Amy Sue understood the importance of duration and continuity.
She worked with the
same collaborators show after show. She allied herself with people
of the same ilk; they were her co-conspirators. Her husband, Derek
Bernstein, a gifted artist and a kind, soft-spoken man, designed
sets with her for over 20 years. Jeff Fontaine was her trusted lighting
designer and Reiko Kawashima, her costume magician. She loved her
dancers and always seemed to work with ones -- everybody from Thom
to Tanya -- who understood how to carve character.
When I was back in New
York last July, I popped into NY Aikikai and saw Amy Sue practicing
on the mat. She came up to me and we chatted a few minutes. She
seemed content and beamed with positive energy, and I thought to
myself how good it was that she was better. And she was. She was
doing what made sense to do in her life, training in aikido and
making dance.

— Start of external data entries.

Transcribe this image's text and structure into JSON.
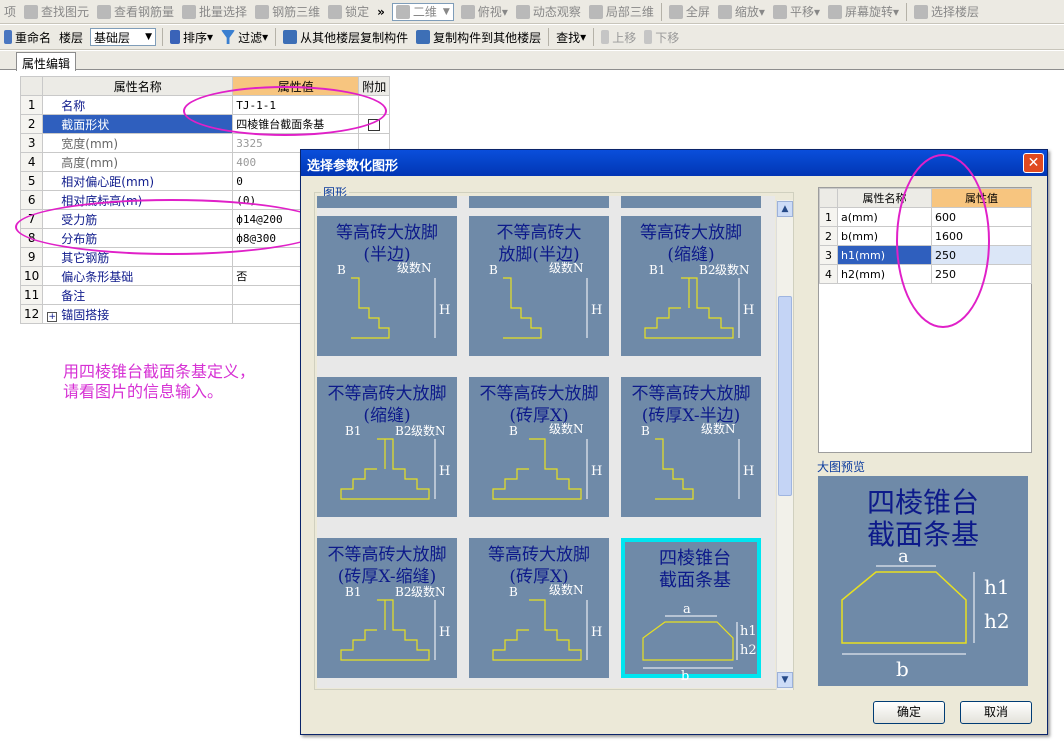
{
  "toolbar1": [
    "项",
    "查找图元",
    "查看钢筋量",
    "批量选择",
    "钢筋三维",
    "锁定",
    "»",
    "二维",
    "俯视",
    "动态观察",
    "局部三维",
    "全屏",
    "缩放",
    "平移",
    "屏幕旋转",
    "选择楼层"
  ],
  "toolbar2": {
    "rename": "重命名",
    "floor_label": "楼层",
    "floor_value": "基础层",
    "sort": "排序",
    "filter": "过滤",
    "copy_from": "从其他楼层复制构件",
    "copy_to": "复制构件到其他楼层",
    "find": "查找",
    "up": "上移",
    "down": "下移"
  },
  "tab": "属性编辑",
  "prop_table": {
    "headers": [
      "属性名称",
      "属性值",
      "附加"
    ],
    "rows": [
      {
        "n": "1",
        "name": "名称",
        "value": "TJ-1-1",
        "dim": false
      },
      {
        "n": "2",
        "name": "截面形状",
        "value": "四棱锥台截面条基",
        "dim": false
      },
      {
        "n": "3",
        "name": "宽度(mm)",
        "value": "3325",
        "dim": true
      },
      {
        "n": "4",
        "name": "高度(mm)",
        "value": "400",
        "dim": true
      },
      {
        "n": "5",
        "name": "相对偏心距(mm)",
        "value": "0",
        "dim": false
      },
      {
        "n": "6",
        "name": "相对底标高(m)",
        "value": "(0)",
        "dim": false
      },
      {
        "n": "7",
        "name": "受力筋",
        "value": "ф14@200",
        "dim": false
      },
      {
        "n": "8",
        "name": "分布筋",
        "value": "ф8@300",
        "dim": false
      },
      {
        "n": "9",
        "name": "其它钢筋",
        "value": "",
        "dim": false
      },
      {
        "n": "10",
        "name": "偏心条形基础",
        "value": "否",
        "dim": false
      },
      {
        "n": "11",
        "name": "备注",
        "value": "",
        "dim": false
      },
      {
        "n": "12",
        "name": "锚固搭接",
        "value": "",
        "dim": false
      }
    ]
  },
  "note": [
    "用四棱锥台截面条基定义，",
    "请看图片的信息输入。"
  ],
  "dialog": {
    "title": "选择参数化图形",
    "close": "✕",
    "group_label": "图形",
    "preview_label": "大图预览",
    "ok": "确定",
    "cancel": "取消",
    "params": {
      "headers": [
        "属性名称",
        "属性值"
      ],
      "rows": [
        {
          "n": "1",
          "name": "a(mm)",
          "value": "600"
        },
        {
          "n": "2",
          "name": "b(mm)",
          "value": "1600"
        },
        {
          "n": "3",
          "name": "h1(mm)",
          "value": "250"
        },
        {
          "n": "4",
          "name": "h2(mm)",
          "value": "250"
        }
      ]
    },
    "shapes": [
      {
        "title": [
          "等高砖大放脚",
          "(半边)"
        ],
        "labels": [
          "B",
          "级数N",
          "H"
        ]
      },
      {
        "title": [
          "不等高砖大",
          "放脚(半边)"
        ],
        "labels": [
          "B",
          "级数N",
          "H"
        ]
      },
      {
        "title": [
          "等高砖大放脚",
          "(缩缝)"
        ],
        "labels": [
          "B1",
          "B2",
          "级数N",
          "H"
        ]
      },
      {
        "title": [
          "不等高砖大放脚",
          "(缩缝)"
        ],
        "labels": [
          "B1",
          "B2",
          "级数N",
          "H"
        ]
      },
      {
        "title": [
          "不等高砖大放脚",
          "(砖厚X)"
        ],
        "labels": [
          "B",
          "级数N",
          "H"
        ]
      },
      {
        "title": [
          "不等高砖大放脚",
          "(砖厚X-半边)"
        ],
        "labels": [
          "B",
          "级数N",
          "H"
        ]
      },
      {
        "title": [
          "不等高砖大放脚",
          "(砖厚X-缩缝)"
        ],
        "labels": [
          "B1",
          "B2",
          "级数N",
          "H"
        ]
      },
      {
        "title": [
          "等高砖大放脚",
          "(砖厚X)"
        ],
        "labels": [
          "B",
          "级数N",
          "H"
        ]
      },
      {
        "title": [
          "四棱锥台",
          "截面条基"
        ],
        "labels": [
          "a",
          "h1",
          "h2",
          "b"
        ]
      }
    ],
    "preview": {
      "title": [
        "四棱锥台",
        "截面条基"
      ],
      "labels": [
        "a",
        "h1",
        "h2",
        "b"
      ]
    }
  },
  "colors": {
    "dialog_title": "#0543c7",
    "selected_row": "#2f5fbe",
    "header_value": "#f7c57f",
    "annotation": "#e020c8",
    "shape_bg": "#6f8aa8"
  }
}
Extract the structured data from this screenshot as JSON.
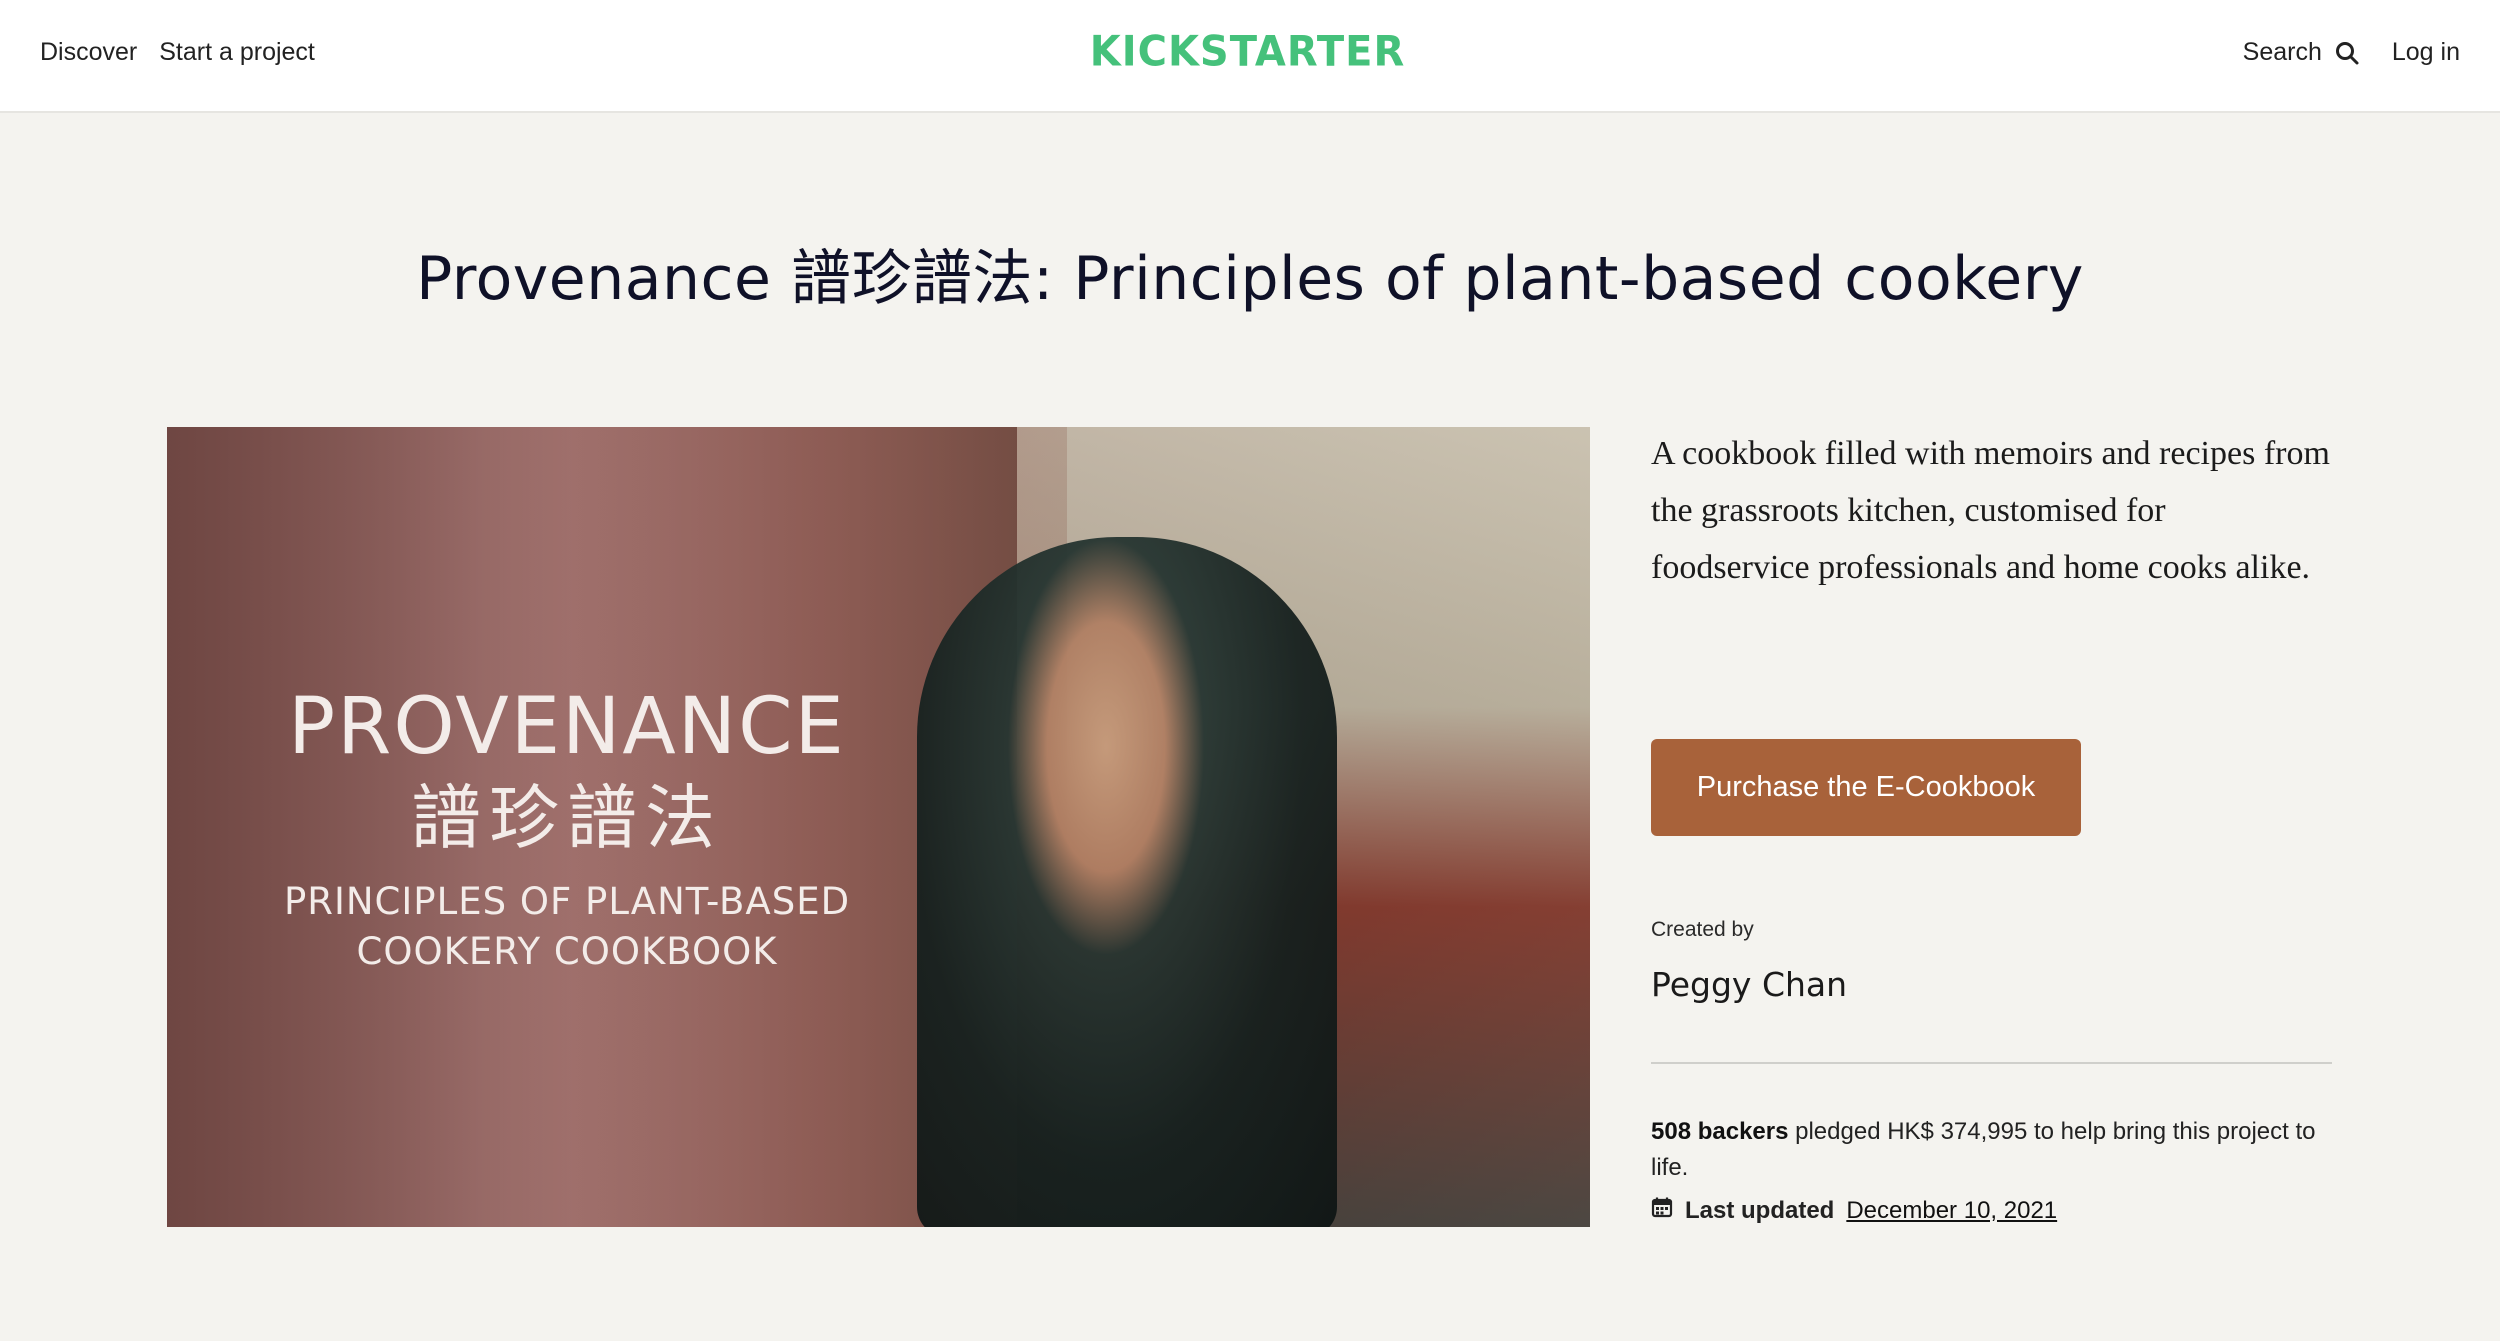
{
  "header": {
    "nav_left": [
      {
        "label": "Discover"
      },
      {
        "label": "Start a project"
      }
    ],
    "logo_text": "KICKSTARTER",
    "search_label": "Search",
    "login_label": "Log in",
    "brand_color": "#45c17b"
  },
  "page": {
    "title": "Provenance 譜珍譜法: Principles of plant-based cookery"
  },
  "hero": {
    "title_line1": "PROVENANCE",
    "title_line2": "譜珍譜法",
    "subtitle_line1": "PRINCIPLES OF PLANT-BASED",
    "subtitle_line2": "COOKERY COOKBOOK"
  },
  "project": {
    "blurb": "A cookbook filled with memoirs and recipes from the grassroots kitchen, customised for foodservice professionals and home cooks alike.",
    "cta_label": "Purchase the E-Cookbook",
    "cta_color": "#a8623a",
    "created_by_label": "Created by",
    "creator_name": "Peggy Chan",
    "backers_label": "508 backers",
    "funding_text": " pledged HK$ 374,995 to help bring this project to life.",
    "last_updated_label": "Last updated",
    "last_updated_date": "December 10, 2021"
  },
  "icons": {
    "search": "search-icon",
    "calendar": "calendar-icon"
  }
}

She was someone who made dance out of conviction and
compulsion; she was fascinated by the world around her and had a
keen eye for the quirky. Jerzy Kosinski once said that one of the
keys to surviving in wilderness is the possession of fire, or a
"comet" of one's own. I think of Amy Sue as a perpetual chaser and
catcher of comets, someone who, come hell or high water, brought
a little more light and sense into the world.